Чарли посмотрел на нее и похлопал по кровати рядом с собой.
– Сядь здесь. – Голос его еще был слаб, но фраза прозвучала больше командой, чем приглашением. – Расскажи все, Шошанна. Я взрослый мужчина.
– Эли хочет, чтобы мы в течение нескольких дней пощадили тебя.

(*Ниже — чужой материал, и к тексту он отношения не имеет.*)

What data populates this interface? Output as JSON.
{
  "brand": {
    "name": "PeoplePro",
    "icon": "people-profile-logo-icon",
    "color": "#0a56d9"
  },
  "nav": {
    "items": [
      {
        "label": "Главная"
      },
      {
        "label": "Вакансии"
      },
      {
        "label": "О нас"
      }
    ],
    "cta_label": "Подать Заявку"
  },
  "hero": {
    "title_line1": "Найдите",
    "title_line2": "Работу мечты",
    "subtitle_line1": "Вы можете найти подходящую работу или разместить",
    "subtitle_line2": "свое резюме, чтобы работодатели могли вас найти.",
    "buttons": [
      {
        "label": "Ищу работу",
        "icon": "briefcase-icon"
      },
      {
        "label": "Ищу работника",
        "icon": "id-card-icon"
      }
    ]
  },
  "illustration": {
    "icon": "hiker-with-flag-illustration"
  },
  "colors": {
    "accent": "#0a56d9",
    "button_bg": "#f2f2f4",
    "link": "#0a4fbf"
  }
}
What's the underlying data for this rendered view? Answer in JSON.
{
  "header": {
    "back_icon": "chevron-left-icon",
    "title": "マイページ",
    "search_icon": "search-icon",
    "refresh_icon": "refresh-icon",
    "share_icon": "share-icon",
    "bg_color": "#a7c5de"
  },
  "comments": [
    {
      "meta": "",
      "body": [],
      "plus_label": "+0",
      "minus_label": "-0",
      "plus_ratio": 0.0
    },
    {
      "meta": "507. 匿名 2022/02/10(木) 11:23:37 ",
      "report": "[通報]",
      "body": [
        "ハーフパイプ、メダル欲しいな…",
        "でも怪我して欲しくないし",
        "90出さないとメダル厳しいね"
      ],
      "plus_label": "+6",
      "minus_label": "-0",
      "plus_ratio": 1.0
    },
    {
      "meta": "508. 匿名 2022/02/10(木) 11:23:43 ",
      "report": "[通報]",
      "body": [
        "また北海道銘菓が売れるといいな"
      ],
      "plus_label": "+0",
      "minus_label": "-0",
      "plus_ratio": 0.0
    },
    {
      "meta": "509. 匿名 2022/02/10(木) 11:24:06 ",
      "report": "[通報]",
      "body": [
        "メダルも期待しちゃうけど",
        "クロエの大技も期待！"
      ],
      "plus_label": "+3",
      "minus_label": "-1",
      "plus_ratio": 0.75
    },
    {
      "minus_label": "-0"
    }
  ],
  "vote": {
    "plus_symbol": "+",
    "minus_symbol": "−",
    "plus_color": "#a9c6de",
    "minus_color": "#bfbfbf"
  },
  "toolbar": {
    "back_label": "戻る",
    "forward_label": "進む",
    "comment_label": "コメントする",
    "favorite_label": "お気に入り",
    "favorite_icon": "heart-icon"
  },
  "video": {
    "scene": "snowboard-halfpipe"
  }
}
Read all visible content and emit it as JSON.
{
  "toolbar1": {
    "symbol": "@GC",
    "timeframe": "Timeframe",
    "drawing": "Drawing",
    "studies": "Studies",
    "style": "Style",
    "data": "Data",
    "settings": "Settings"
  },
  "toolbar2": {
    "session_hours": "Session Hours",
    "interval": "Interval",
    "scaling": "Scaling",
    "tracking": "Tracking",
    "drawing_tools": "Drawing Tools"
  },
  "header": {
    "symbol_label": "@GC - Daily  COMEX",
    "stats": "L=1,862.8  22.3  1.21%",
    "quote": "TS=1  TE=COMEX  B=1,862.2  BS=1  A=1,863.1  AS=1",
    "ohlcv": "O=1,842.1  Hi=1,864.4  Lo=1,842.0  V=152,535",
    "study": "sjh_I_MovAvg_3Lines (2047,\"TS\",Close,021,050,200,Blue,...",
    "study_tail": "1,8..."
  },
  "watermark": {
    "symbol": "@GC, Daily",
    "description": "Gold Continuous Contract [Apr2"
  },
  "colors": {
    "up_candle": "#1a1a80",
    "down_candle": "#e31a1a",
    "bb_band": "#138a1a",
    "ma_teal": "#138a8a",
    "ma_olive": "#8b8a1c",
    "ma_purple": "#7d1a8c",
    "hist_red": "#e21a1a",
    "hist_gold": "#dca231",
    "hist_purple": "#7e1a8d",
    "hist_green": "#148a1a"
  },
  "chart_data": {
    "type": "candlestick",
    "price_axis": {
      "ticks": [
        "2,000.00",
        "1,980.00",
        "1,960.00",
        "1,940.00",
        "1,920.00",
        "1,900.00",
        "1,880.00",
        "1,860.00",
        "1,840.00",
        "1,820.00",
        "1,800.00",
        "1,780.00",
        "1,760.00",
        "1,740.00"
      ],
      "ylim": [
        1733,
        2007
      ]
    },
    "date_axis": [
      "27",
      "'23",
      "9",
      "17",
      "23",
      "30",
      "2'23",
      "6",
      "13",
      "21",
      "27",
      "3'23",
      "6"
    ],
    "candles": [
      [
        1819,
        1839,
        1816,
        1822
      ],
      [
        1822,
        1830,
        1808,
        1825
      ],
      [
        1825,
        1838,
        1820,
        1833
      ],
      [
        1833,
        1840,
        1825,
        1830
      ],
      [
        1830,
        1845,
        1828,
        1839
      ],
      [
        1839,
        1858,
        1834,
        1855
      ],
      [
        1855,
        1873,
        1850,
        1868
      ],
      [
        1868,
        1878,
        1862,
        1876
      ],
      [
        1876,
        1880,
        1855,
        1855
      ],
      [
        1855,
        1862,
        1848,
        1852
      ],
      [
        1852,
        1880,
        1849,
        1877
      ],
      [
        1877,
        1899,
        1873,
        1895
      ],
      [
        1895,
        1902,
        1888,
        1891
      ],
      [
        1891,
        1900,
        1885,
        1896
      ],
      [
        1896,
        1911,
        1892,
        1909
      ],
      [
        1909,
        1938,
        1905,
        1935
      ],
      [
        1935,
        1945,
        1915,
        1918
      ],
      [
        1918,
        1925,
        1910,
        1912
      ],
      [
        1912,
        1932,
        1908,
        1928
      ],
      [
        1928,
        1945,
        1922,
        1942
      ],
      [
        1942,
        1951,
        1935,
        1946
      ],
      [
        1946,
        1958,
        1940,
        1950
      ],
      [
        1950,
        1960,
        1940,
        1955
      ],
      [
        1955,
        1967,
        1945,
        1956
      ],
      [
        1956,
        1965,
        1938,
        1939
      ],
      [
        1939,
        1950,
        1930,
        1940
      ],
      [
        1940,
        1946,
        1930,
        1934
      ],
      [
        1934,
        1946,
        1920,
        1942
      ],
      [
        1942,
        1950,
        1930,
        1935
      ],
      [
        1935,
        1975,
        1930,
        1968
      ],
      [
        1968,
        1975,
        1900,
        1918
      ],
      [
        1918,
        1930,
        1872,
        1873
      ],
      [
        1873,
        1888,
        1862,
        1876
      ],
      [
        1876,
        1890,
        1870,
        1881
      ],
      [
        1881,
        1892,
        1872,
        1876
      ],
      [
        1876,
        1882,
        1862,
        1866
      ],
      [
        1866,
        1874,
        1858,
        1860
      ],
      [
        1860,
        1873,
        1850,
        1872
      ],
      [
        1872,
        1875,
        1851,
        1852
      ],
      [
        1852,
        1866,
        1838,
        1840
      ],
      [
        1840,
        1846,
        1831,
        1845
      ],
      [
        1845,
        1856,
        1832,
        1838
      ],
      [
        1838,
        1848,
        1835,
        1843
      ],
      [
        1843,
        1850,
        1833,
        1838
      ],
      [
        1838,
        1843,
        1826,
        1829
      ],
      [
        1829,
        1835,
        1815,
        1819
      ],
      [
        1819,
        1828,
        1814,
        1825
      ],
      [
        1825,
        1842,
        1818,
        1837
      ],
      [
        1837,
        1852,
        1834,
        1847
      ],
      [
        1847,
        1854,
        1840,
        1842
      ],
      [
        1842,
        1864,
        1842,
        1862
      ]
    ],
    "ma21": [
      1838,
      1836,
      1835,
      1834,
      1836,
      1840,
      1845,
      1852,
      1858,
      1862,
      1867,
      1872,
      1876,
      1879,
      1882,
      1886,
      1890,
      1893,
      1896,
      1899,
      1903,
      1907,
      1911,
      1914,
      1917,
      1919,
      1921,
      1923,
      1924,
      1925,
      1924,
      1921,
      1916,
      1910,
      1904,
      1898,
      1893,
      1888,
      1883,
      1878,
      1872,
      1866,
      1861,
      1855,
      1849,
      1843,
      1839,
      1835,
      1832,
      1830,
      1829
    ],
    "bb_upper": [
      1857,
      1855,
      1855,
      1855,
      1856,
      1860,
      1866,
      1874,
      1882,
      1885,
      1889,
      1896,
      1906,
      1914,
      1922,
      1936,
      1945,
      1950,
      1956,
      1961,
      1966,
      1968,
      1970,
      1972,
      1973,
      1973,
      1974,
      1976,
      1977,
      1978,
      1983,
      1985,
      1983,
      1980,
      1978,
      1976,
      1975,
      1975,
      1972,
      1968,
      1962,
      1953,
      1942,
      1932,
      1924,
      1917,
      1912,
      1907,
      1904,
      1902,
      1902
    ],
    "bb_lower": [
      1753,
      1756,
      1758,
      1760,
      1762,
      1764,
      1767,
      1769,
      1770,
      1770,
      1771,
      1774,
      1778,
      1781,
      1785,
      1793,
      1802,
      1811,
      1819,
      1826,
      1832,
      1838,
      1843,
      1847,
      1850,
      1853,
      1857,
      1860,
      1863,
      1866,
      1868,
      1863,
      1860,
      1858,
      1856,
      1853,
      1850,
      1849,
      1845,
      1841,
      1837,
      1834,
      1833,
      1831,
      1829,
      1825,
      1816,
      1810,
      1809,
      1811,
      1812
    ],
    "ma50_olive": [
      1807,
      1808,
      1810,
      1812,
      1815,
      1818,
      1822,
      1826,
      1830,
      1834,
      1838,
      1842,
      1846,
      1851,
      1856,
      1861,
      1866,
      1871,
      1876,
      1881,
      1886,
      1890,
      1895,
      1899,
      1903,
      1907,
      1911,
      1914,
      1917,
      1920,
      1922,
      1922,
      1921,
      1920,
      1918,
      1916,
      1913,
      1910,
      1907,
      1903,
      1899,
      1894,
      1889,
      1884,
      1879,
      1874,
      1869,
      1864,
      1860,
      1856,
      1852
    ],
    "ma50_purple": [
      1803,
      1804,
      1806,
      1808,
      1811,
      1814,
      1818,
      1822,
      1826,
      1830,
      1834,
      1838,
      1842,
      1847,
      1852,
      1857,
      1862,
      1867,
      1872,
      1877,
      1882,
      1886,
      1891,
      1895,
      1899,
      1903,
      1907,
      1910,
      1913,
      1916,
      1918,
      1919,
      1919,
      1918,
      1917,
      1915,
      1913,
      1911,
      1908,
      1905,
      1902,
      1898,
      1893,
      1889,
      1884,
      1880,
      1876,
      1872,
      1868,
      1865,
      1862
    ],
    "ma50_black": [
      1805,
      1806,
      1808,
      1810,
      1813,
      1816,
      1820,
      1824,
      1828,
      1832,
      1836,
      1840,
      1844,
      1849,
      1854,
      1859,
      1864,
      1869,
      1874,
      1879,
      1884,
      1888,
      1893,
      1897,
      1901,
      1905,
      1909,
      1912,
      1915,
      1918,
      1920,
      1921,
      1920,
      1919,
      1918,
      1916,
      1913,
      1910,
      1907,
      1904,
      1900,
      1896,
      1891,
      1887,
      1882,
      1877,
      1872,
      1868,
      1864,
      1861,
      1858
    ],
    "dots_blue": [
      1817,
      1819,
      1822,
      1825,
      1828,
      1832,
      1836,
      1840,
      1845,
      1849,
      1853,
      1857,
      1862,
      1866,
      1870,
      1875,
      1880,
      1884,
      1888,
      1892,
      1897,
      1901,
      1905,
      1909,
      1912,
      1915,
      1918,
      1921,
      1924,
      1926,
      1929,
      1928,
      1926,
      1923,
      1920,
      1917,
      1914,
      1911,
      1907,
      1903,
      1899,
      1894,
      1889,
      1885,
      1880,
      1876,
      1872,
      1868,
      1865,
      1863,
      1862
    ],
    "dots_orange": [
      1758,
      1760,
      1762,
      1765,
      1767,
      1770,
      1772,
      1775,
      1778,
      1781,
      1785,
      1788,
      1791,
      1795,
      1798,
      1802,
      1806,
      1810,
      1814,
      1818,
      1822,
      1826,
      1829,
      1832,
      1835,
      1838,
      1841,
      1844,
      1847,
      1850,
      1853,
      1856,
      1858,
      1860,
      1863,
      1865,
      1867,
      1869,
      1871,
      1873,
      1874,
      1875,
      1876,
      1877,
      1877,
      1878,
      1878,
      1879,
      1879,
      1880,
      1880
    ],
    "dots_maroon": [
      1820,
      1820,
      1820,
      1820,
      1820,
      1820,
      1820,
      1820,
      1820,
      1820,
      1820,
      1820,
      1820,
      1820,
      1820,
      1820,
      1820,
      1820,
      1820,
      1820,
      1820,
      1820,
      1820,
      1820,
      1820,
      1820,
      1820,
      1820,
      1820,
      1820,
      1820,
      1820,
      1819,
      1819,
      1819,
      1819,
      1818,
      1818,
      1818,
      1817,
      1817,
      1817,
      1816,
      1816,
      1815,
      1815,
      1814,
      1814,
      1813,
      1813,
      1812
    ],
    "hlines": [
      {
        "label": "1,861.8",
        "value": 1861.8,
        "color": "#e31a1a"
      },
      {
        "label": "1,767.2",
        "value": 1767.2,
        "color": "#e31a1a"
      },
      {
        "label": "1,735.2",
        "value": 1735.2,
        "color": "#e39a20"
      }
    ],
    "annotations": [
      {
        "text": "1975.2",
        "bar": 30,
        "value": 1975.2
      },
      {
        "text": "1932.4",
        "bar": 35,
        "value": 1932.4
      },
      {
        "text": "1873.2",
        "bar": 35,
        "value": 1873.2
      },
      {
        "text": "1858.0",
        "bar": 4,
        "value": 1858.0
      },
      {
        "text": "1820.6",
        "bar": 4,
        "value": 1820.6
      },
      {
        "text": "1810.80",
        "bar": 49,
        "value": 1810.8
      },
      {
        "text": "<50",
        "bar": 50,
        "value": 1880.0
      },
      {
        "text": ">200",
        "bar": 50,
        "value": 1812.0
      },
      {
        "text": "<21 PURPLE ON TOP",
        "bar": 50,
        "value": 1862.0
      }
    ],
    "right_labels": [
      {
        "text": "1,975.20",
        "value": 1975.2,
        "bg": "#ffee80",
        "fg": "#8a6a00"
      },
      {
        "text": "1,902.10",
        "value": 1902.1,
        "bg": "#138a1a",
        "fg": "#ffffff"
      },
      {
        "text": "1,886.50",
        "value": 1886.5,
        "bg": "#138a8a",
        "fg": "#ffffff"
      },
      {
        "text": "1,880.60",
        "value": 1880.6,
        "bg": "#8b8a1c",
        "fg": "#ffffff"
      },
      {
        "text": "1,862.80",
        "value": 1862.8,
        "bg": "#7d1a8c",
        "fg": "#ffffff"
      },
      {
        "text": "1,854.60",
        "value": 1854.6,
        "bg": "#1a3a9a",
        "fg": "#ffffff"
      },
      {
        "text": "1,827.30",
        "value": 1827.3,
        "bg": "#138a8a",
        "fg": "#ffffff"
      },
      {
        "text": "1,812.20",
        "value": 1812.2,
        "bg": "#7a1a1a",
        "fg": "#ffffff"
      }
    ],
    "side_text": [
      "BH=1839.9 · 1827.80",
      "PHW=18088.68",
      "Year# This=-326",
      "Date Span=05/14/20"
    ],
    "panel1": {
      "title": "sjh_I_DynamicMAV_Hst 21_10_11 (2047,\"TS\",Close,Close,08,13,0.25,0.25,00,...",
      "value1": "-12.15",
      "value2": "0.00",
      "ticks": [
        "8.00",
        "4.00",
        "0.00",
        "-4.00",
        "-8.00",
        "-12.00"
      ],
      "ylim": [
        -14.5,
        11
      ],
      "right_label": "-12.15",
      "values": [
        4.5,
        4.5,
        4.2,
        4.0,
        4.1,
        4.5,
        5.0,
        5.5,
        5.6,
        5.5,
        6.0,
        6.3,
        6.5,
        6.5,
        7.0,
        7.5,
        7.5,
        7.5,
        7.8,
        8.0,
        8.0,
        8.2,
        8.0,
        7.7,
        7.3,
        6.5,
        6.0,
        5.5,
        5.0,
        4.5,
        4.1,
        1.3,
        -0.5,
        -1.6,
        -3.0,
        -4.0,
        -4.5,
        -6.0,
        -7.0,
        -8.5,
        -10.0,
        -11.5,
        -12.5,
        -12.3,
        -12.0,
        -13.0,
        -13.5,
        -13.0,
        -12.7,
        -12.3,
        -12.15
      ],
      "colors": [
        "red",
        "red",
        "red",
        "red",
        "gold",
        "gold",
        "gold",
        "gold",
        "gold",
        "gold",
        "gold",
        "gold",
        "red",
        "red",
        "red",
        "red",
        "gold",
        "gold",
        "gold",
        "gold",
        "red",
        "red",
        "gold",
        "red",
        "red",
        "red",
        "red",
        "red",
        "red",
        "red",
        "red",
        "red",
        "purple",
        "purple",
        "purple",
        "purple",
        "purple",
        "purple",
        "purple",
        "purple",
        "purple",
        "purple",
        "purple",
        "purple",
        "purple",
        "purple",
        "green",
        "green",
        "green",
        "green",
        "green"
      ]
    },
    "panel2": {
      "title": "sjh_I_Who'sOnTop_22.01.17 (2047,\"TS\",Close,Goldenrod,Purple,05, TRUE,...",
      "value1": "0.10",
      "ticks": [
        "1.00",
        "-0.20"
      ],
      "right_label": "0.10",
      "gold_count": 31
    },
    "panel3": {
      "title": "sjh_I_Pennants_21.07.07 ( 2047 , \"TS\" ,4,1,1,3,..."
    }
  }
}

– Шошанна! – прошептал он больше с угрозой, чем с просьбой. Она собралась запротестовать, но он опередил ее. – Если мы не можем обсуждать наши чувства и опасения друг с другом, тогда с кем?
Девушка быстро наклонилась и поцеловала его в лоб.
– Я ужасно расстроилась. Это было так страшно. Дэниел заскочил на несколько минут только для того, чтобы рассказать о помилованных солдатах и о том, как это происходило. Как жестоко… о Боже, так мерзко.
Он сжал руку подруги.
– Расскажи.
– Их вывели на площадку для казни – всех одиннадцать. Предусматривалось, что трое приговоренных к расстрелу должны стоять на площадке и наблюдать за казнью остальных, а восемь – подняться по лестнице на большой эшафот, где они и стояли с петлями на шее, а перед ними – открытые гробы и вырытые могилы. И все это время преподобный Роджер говорил, как справедлив приговор за это преступление и что им необходимо приготовить себя к принятию смерти. В середине молитвы вперед неожиданно выступил офицер и прочел указ главнокомандующего о помиловании трех, стоящих на земле, и семи на эшафоте.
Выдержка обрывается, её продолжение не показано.